Here at NOVA Solutions, we love to hear about the successful implementation of iPads in the classroom, no matter the age group, class size, or number of iPads (if you’re interested in hearing more success stories, check back with us every week; we cover new stories every week!). The latest success story to come to our attention is that of University of California: Irvine’s School of Medicine: every incoming freshman medical student is suited up with, not only a lab coat but also, a preloaded iPad for the students to use in their studies.
The 16GB, Wifi-enabled iPads are given to the students with all of the textbooks, syllabi, work-sheets, and any-other-content-they-might-need-to-succeed in their quest to become doctors. In an excerpt from the University’s news release, the new iPad initiative is explained:
As part of its new iMedEd Initiative, the medical school has developed a comprehensive, iPad-based curriculum, reinventing how medicine is taught in the 21st century and becoming the first in the nation to employ a completely digital, interactive learning environment for entering students.
“We are committed to using evolving technology to benefit the education of our medical students,” said Dr. Ralph V. Clayman, dean of the UCI School of Medicine. “It is our firm belief that a digitally based curriculum will be the wave of the future, and UCI seeks to be a leader in the innovative presentation of information to students.”
The iPads are used in and out of the classroom both with the support of their time-tested curriculum and the curriculum they’ve adapted to utilize the iPads to their greatest benefit. Students use the iPads to stay paperless, keep their physical class-load light, and to keep organized.

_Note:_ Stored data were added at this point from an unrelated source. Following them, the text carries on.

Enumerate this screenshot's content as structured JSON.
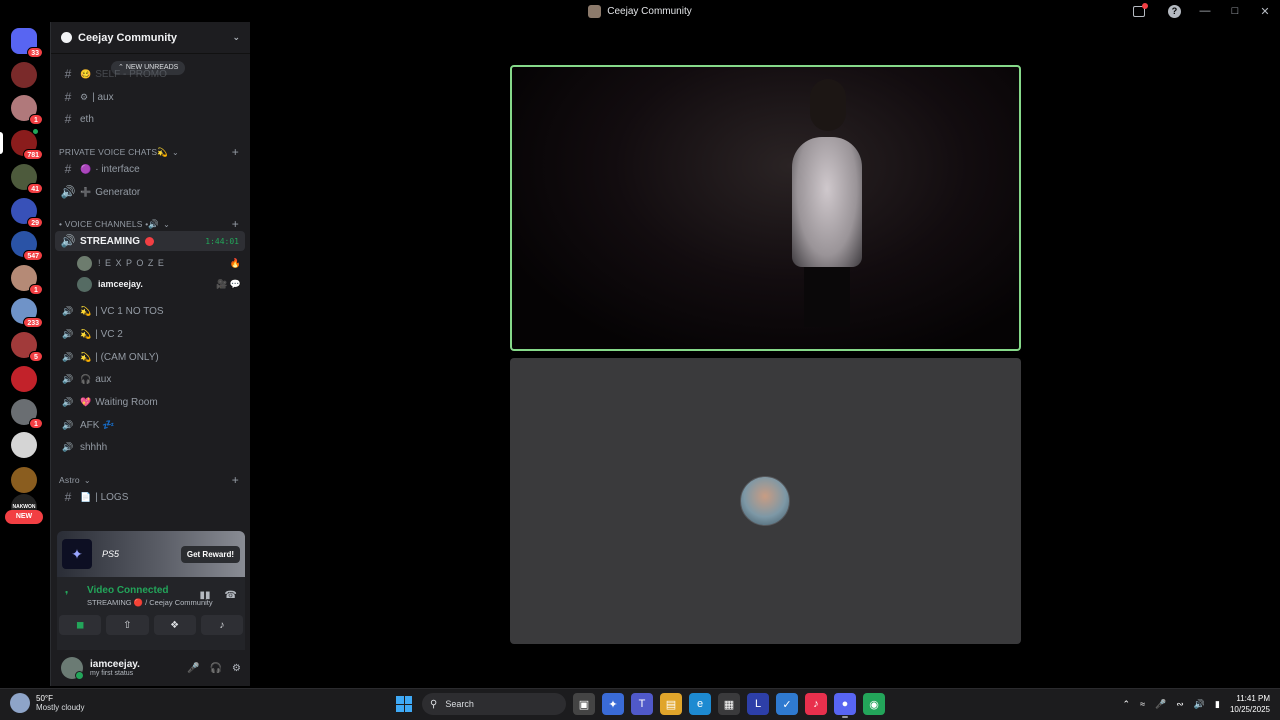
{
  "window": {
    "title": "Ceejay Community"
  },
  "rail": {
    "servers": [
      {
        "name": "home",
        "badge": "33",
        "color": "#5865f2"
      },
      {
        "name": "server-2",
        "badge": "",
        "color": "#7a2a2a"
      },
      {
        "name": "server-3",
        "badge": "1",
        "color": "#b0797b"
      },
      {
        "name": "server-4",
        "badge": "781",
        "color": "#8a1c1c"
      },
      {
        "name": "server-5",
        "badge": "41",
        "color": "#4d5a3c"
      },
      {
        "name": "server-6",
        "badge": "29",
        "color": "#3851b8"
      },
      {
        "name": "server-7",
        "badge": "547",
        "color": "#2a53a6"
      },
      {
        "name": "server-8",
        "badge": "1",
        "color": "#b58a76"
      },
      {
        "name": "server-9",
        "badge": "233",
        "color": "#6f93c8"
      },
      {
        "name": "server-10",
        "badge": "5",
        "color": "#a13a3a"
      },
      {
        "name": "server-11",
        "badge": "",
        "color": "#c2222a"
      },
      {
        "name": "server-12",
        "badge": "1",
        "color": "#6a6e72"
      },
      {
        "name": "server-13",
        "badge": "",
        "color": "#d5d5d5"
      },
      {
        "name": "server-14",
        "badge": "",
        "color": "#8a5d1f"
      },
      {
        "name": "server-15",
        "badge": "",
        "color": "#222"
      }
    ],
    "new_label": "NEW",
    "server_15_text": "NAKWON"
  },
  "server": {
    "name": "Ceejay Community"
  },
  "sidebar": {
    "new_unreads": "NEW UNREADS",
    "channels_top": [
      {
        "sym": "#",
        "emoji": "🥴",
        "label": "SELF - PROMO"
      },
      {
        "sym": "#",
        "emoji": "⚙",
        "label": "| aux"
      },
      {
        "sym": "#",
        "emoji": "",
        "label": "eth"
      }
    ],
    "cat_private": "PRIVATE VOICE CHATS💫",
    "private_channels": [
      {
        "sym": "#",
        "emoji": "🟣",
        "label": "· interface"
      },
      {
        "sym": "🔊",
        "emoji": "➕",
        "label": "Generator"
      }
    ],
    "cat_voice": "• VOICE CHANNELS •🔊",
    "active_channel": {
      "label": "STREAMING",
      "timer": "1:44:01"
    },
    "members": [
      {
        "name": "! E X P O Z E",
        "side": "🔥"
      },
      {
        "name": "iamceejay.",
        "side": "🎥 💬"
      }
    ],
    "voice_channels": [
      {
        "emoji": "💫",
        "label": "| VC 1 NO TOS"
      },
      {
        "emoji": "💫",
        "label": "| VC 2"
      },
      {
        "emoji": "💫",
        "label": "| (CAM ONLY)"
      },
      {
        "emoji": "🎧",
        "label": "aux"
      },
      {
        "emoji": "💖",
        "label": "Waiting Room"
      },
      {
        "emoji": "",
        "label": "AFK 💤"
      },
      {
        "emoji": "",
        "label": "shhhh"
      }
    ],
    "cat_astro": "Astro",
    "astro_channels": [
      {
        "sym": "#",
        "emoji": "📄",
        "label": "| LOGS"
      }
    ]
  },
  "promo": {
    "brand": "PS5",
    "button": "Get Reward!"
  },
  "voice": {
    "status": "Video Connected",
    "location": "STREAMING 🔴 / Ceejay Community"
  },
  "user": {
    "name": "iamceejay.",
    "status": "my first status"
  },
  "taskbar": {
    "temp": "50°F",
    "weather": "Mostly cloudy",
    "search": "Search",
    "time": "11:41 PM",
    "date": "10/25/2025"
  }
}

Medical students, in general, have a lot of information to keep track of; from notes, notecards, and class information, the overwhelming amount of information that these students intake in a short period of time is astonishing. Students, with the help of their iPads, now have the ability to keep track of, not only this year’s information but also, previous years’ information. One need only do a quick search on their tablet to find anything they might need whether that be new information or a lesson they took notes on in their first days at the school.
The iPads have been more cost efficient and have shown increases in scores, as well. The average medical student can spend upwards of $1000 per year, on books alone. With the help of the iPads, the medical students at UC Irvine has nearly eliminated that cost by utilizing e-books that are accessible on their tablets. The college has even sited that within the last three years of iPad use, they’ve noticed a “23 percent increase in scores, on average, on the initial test for a medical license taken by the first class to get iPads.” With staggeringly amazing numbers like that, I wouldn’t be surprised if more schools turned to iPads to help them organize and motivate their students.